Définit comme Aronien "de gauche" ? Kostas Papaioannou défile en faveur du Générale de Gaulle le 30 mai 68. Proche de Raymond Aron qui n'avait pas plus "raison" que Sartre, il participe à certaines publications "subventionnées" par le gouvernement Etatsunien et la CIA (p.130) ou clairement fondée par un militant d'extrême-droite (la revue Est & Ouest heritier du BEIPI fondé en 1949 par Georges Albertini ) (p. 136). Sans parler ici de la revue Contre Point.

Reduire le parcours de  Kostas Papaioannou à cela serait fort réducteur et lapidaire, mais à la fin des années 70 Kostas Papaioannou se retrouve avec tous les apostats du stalinisme universitaires au séminaire de la Ve section de l'EPHE (1) 

Le prix à payer certainement pour "publier" et défendre le camp de la "liberté" ? La naïveté n'a rien à faire dans cette histoire. L'anti-communisme a été un moment une des passerelles étranges, ceci jusqu'à l'ultra-gauche. 

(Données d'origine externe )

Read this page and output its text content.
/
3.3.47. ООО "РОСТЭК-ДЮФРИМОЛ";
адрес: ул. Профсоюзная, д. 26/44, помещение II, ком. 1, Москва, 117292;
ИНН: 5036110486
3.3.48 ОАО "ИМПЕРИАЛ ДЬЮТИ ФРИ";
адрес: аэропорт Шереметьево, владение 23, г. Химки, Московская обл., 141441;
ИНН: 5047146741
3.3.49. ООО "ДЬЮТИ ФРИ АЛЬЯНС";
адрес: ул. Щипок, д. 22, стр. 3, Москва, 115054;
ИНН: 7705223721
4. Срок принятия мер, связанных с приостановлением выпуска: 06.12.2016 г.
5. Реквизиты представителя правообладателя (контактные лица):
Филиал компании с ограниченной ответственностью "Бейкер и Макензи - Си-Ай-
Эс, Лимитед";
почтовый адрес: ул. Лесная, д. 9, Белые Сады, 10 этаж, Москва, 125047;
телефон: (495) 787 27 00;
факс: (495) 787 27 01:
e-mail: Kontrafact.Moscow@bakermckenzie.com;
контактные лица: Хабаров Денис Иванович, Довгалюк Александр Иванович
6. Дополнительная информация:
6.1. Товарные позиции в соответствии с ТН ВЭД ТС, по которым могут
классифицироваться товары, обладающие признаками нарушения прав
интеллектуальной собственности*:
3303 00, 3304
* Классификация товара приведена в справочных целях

Par exemple le Boris Souvarine qui dénonçait "la guerre civile en France" en 1968  (p.128), n'était plus, et depuis bien longtemps celui des années de la Critique Sociale. Il publiera néanmoins avec Kostas Papaioannou à la fin des années 70 quelques ouvrages et brochures aux éditons Champ Libre ou chez Spartacus. (2)

Rien d'important peut-être, puisqu'il s'agit ici de structures éditoriales marginales et essentiellement sous contrôle d'un individu et non de groupes liés au mouvement réel.

Jamais l'Internationalisme du troisième camp (3)  et clairement anti-stalinien n'est abordé dans le livre, alors qu'il a été porté par des structures comme L'Interntationnale Situtationniste ou Socialisme ou Barbarie (et bien d'autres). Positions que Kostas Papaioannou aurait peut-être pu aborder (en son temps) dans de possibles rapprochements avec Castoriadis ? Ou avec René Vienet ? (p.129).  

Mais peut-être ne s'agit finalement ici que d'une histoire qui relève du poids de la dette en amitiés et des voies de garages de la "marxologie", toute pertinente et riche de critiques qu'elle soit.


Notes.


(1) Ecole pratique des hautes études - Annie Kriegel, Alain Besançon, plus tard en compagnie de François Furet etc...
(2) Il sera peut-être un jour nécessaire de rompre avec les hagiographies, les histoires romancée pour ado attardés.




* Kostas Papaïoannou (1925-1981) : Les idées contre le néant de François Bordes. La Bibliothèques coll. Les Cosmopolites 2015. 172p.